The subjects consistently reported that the more expensive wines tasted better, even when they were actually identical to cheaper wines.
Well who in their right mind is going to blow a couple of hundred dollars on a bottle of wine if it tastes like Two Buck Chuck? You gotta convince yourself you spent that $198 for something.



There's lots of good drinkers that have a chronic writing problem.
Drink rarely causes a writer to underestimate his talents. And tippling is a handy excuse: Inspired writing produced under the influence is still inspired. But you wrote a tissue of nonsense? Well, one overindulges.

The writer's life is solitary, but not the drinking writer's. In his 1975 memoir, "Here at the New Yorker," Brendan Gill portrays the magazine (where he worked for 40 years) as a society of first-class bingers. One colleague believed that vomiting was, like shaving and showering, a natural part of any morning routine.

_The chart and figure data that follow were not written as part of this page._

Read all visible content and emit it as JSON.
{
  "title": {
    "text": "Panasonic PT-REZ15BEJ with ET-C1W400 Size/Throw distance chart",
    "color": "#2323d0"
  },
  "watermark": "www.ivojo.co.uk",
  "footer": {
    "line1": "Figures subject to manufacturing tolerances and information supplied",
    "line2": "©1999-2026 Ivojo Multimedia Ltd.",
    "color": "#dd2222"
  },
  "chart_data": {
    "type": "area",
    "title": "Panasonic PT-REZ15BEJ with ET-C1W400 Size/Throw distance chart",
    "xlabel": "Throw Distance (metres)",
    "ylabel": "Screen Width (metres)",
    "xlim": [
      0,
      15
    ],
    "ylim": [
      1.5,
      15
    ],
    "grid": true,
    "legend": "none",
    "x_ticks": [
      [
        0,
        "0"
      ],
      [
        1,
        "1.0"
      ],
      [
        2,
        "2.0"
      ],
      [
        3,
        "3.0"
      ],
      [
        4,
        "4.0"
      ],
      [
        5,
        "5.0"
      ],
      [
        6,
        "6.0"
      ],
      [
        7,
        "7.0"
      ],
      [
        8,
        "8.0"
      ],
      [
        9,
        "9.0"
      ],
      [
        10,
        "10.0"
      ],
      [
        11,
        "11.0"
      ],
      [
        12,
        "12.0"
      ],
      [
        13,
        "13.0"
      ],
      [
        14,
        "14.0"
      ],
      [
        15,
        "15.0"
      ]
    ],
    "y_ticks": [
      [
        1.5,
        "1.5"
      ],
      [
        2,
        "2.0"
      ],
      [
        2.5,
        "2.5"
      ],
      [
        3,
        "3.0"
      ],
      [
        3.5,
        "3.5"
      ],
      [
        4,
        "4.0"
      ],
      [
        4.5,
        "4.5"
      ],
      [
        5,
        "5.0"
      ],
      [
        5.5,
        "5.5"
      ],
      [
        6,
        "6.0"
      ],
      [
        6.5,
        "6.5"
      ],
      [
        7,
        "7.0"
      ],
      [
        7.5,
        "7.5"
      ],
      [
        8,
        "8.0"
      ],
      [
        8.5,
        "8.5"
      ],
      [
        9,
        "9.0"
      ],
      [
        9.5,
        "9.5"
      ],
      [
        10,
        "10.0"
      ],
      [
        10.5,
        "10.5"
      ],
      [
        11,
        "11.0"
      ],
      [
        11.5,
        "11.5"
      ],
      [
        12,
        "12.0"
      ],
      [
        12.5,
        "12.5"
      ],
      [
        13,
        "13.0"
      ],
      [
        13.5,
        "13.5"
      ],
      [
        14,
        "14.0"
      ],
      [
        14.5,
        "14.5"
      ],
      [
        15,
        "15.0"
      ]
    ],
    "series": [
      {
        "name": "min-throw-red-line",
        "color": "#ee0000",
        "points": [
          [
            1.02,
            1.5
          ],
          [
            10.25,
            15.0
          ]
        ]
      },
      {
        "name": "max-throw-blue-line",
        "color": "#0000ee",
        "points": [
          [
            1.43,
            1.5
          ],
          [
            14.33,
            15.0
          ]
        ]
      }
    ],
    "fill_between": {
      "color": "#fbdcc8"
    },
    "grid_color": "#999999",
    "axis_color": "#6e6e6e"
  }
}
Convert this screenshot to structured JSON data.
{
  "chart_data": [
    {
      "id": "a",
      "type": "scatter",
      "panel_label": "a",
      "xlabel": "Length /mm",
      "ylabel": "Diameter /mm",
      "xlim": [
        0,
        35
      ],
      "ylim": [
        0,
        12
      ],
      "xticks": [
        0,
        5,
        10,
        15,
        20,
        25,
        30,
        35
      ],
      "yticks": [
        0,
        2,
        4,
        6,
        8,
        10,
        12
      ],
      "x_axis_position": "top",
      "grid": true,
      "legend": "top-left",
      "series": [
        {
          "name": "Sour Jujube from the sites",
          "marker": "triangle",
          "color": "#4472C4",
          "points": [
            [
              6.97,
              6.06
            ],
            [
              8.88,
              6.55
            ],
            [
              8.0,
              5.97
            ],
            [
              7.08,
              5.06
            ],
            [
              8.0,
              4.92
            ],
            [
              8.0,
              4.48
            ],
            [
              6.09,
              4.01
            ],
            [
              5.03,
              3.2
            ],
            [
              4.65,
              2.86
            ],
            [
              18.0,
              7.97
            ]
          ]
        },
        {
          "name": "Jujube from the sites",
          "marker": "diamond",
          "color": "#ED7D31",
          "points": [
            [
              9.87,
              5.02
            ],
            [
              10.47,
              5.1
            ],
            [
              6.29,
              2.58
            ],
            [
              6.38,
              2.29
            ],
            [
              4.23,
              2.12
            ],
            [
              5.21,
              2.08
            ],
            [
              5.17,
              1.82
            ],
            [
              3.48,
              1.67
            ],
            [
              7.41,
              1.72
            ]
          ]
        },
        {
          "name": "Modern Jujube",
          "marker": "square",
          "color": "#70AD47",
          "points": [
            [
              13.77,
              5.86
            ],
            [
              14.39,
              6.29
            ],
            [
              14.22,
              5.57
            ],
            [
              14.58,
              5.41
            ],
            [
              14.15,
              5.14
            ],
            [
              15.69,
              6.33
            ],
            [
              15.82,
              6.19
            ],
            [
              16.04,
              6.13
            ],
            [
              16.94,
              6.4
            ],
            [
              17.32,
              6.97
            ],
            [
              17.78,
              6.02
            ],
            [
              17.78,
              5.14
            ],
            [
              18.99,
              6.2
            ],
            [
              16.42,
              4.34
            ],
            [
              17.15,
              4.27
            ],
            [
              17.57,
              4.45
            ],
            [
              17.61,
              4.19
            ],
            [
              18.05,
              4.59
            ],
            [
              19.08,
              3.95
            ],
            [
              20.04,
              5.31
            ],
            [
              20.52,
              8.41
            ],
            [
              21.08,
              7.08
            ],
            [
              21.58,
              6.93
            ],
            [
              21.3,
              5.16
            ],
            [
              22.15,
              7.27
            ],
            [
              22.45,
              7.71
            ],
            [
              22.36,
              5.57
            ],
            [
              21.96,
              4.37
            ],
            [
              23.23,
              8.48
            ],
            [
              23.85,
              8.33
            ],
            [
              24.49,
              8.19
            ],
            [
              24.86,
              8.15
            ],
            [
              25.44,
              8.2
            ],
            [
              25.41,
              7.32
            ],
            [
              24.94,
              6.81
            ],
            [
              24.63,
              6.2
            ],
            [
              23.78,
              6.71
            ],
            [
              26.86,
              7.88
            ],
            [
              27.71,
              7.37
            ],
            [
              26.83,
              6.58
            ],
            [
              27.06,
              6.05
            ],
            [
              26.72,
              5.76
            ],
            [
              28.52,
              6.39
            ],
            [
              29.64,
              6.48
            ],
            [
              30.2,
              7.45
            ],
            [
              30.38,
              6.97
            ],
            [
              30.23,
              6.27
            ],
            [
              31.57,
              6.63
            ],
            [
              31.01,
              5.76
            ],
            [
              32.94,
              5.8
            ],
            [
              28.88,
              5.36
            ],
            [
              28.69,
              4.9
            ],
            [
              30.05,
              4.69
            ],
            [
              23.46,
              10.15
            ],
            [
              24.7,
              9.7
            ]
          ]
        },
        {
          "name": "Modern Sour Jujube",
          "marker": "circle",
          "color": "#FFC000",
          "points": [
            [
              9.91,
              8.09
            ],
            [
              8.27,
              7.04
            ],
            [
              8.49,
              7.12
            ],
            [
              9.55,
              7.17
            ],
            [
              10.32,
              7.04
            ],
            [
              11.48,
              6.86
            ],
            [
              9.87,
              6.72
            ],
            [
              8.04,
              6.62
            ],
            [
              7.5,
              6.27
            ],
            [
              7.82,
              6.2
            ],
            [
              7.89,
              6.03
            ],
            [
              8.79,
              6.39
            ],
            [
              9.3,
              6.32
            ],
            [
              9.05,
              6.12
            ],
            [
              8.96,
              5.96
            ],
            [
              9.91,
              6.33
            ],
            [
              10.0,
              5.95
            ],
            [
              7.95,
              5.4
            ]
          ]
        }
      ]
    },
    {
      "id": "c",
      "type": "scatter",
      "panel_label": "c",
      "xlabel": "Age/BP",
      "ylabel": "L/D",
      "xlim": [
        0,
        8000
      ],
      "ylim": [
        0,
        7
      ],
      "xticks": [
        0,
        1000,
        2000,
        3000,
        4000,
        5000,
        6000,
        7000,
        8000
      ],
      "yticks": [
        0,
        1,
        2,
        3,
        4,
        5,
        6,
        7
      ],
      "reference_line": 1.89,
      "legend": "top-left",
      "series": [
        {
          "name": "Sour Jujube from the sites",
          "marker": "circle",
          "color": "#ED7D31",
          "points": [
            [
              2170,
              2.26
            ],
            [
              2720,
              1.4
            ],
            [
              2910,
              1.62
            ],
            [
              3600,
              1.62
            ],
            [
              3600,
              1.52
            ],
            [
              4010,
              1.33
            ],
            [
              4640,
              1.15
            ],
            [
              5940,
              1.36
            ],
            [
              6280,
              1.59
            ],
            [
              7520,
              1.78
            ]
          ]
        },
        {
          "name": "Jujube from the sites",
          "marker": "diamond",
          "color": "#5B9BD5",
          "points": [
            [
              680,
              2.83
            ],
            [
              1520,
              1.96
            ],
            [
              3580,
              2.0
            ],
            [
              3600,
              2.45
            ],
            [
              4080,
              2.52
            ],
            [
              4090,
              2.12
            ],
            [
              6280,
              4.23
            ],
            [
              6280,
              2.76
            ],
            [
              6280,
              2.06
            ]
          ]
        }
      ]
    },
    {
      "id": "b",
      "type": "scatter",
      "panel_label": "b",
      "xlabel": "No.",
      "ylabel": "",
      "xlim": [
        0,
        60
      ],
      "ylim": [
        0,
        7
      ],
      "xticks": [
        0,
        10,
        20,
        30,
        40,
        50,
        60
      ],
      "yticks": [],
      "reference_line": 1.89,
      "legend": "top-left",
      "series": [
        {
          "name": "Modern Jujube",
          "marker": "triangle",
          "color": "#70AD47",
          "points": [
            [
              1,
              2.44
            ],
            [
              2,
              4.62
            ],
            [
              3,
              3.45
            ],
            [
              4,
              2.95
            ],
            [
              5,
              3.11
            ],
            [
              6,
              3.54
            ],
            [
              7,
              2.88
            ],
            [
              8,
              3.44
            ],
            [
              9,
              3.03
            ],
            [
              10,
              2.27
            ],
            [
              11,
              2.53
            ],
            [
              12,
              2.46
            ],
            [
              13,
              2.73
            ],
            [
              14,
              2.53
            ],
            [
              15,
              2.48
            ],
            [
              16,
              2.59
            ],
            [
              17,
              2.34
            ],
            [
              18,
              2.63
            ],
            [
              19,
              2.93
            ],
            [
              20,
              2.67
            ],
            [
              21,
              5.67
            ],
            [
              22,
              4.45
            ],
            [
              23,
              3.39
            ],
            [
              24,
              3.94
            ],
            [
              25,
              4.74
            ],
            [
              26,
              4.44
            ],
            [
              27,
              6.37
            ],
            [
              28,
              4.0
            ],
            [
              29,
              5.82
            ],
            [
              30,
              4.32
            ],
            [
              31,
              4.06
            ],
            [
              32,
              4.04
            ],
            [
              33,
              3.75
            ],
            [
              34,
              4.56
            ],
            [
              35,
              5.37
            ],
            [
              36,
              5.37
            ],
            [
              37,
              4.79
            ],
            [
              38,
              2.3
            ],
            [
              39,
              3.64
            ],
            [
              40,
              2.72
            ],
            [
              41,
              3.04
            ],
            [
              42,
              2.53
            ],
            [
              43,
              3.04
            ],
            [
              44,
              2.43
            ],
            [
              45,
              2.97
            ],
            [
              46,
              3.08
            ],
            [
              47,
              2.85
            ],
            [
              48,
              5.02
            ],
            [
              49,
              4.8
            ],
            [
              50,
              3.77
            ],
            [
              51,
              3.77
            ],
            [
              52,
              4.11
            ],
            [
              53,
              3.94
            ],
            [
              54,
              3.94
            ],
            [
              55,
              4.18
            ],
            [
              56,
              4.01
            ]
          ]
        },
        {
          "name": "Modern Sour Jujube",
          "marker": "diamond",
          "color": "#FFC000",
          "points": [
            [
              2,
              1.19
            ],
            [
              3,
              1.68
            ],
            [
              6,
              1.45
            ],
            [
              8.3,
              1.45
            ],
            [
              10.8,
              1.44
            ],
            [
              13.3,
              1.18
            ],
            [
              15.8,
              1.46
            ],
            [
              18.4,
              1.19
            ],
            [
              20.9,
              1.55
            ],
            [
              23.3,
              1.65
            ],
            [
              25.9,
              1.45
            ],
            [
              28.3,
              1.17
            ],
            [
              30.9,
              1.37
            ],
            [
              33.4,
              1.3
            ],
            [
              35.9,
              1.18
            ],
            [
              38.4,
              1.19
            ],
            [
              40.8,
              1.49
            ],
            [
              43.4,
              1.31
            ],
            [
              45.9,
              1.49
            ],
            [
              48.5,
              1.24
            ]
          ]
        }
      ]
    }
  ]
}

Intoxication, if not the source of literary creation, creates a cerebral aura congenial to it. It recasts the glare of life in a softer hue. It soothes anxiety and other stultifiers of reflection. It warms the mind and thaws thoughts frozen in timidity. The fruit of the vine does not give us insight but aids our discovery of it; it can allow you to eavesdrop on yourself.
In the words of the great Frank Sinatra, "I feel sorry for people that don't drink: When they wake up in the morning, that's the best they're going to feel all day."



What's worse: a political attack ad, or whining about it?
Democrat Barack Obama accused rival Hillary Rodham Clinton on Friday of trying to "play on people's fears to scare up votes" with a television ad showing sleeping children and asking who would be more qualified to answer a national security emergency call at 3 a.m.

"The question is not about picking up the phone. The question is: What kind of judgment will you make when you answer?" Obama said as he campaigned in Texas ahead of crucial contests here and in Ohio on Tuesday.
Yawn. Who really cares? This is the ad she really wants to run:




Hillary on SNL last night. It was pretty lame, but Hillary's lame anyway, but how lame is it to screw up the line?
Saying she was appealing to all Americans -- whether they're from Ohio, Texas, Rhode Island, Vermont, Pennsylvania "or any of the other states" -- Clinton opened the show with "Live from New York, it is Saturday night!"
Seriously, "It is?" Like her campaign and general demeanor, it's just awkward.



Happy Birthday, Texas!
One hundred and seventy-two years ago, Texas won her independence as a free republic. On Saturday, local descendants of those seekers of liberty celebrated that anniversary.




You don't look a day over 160! Can't wait for the demisemiseptcentennial 2011.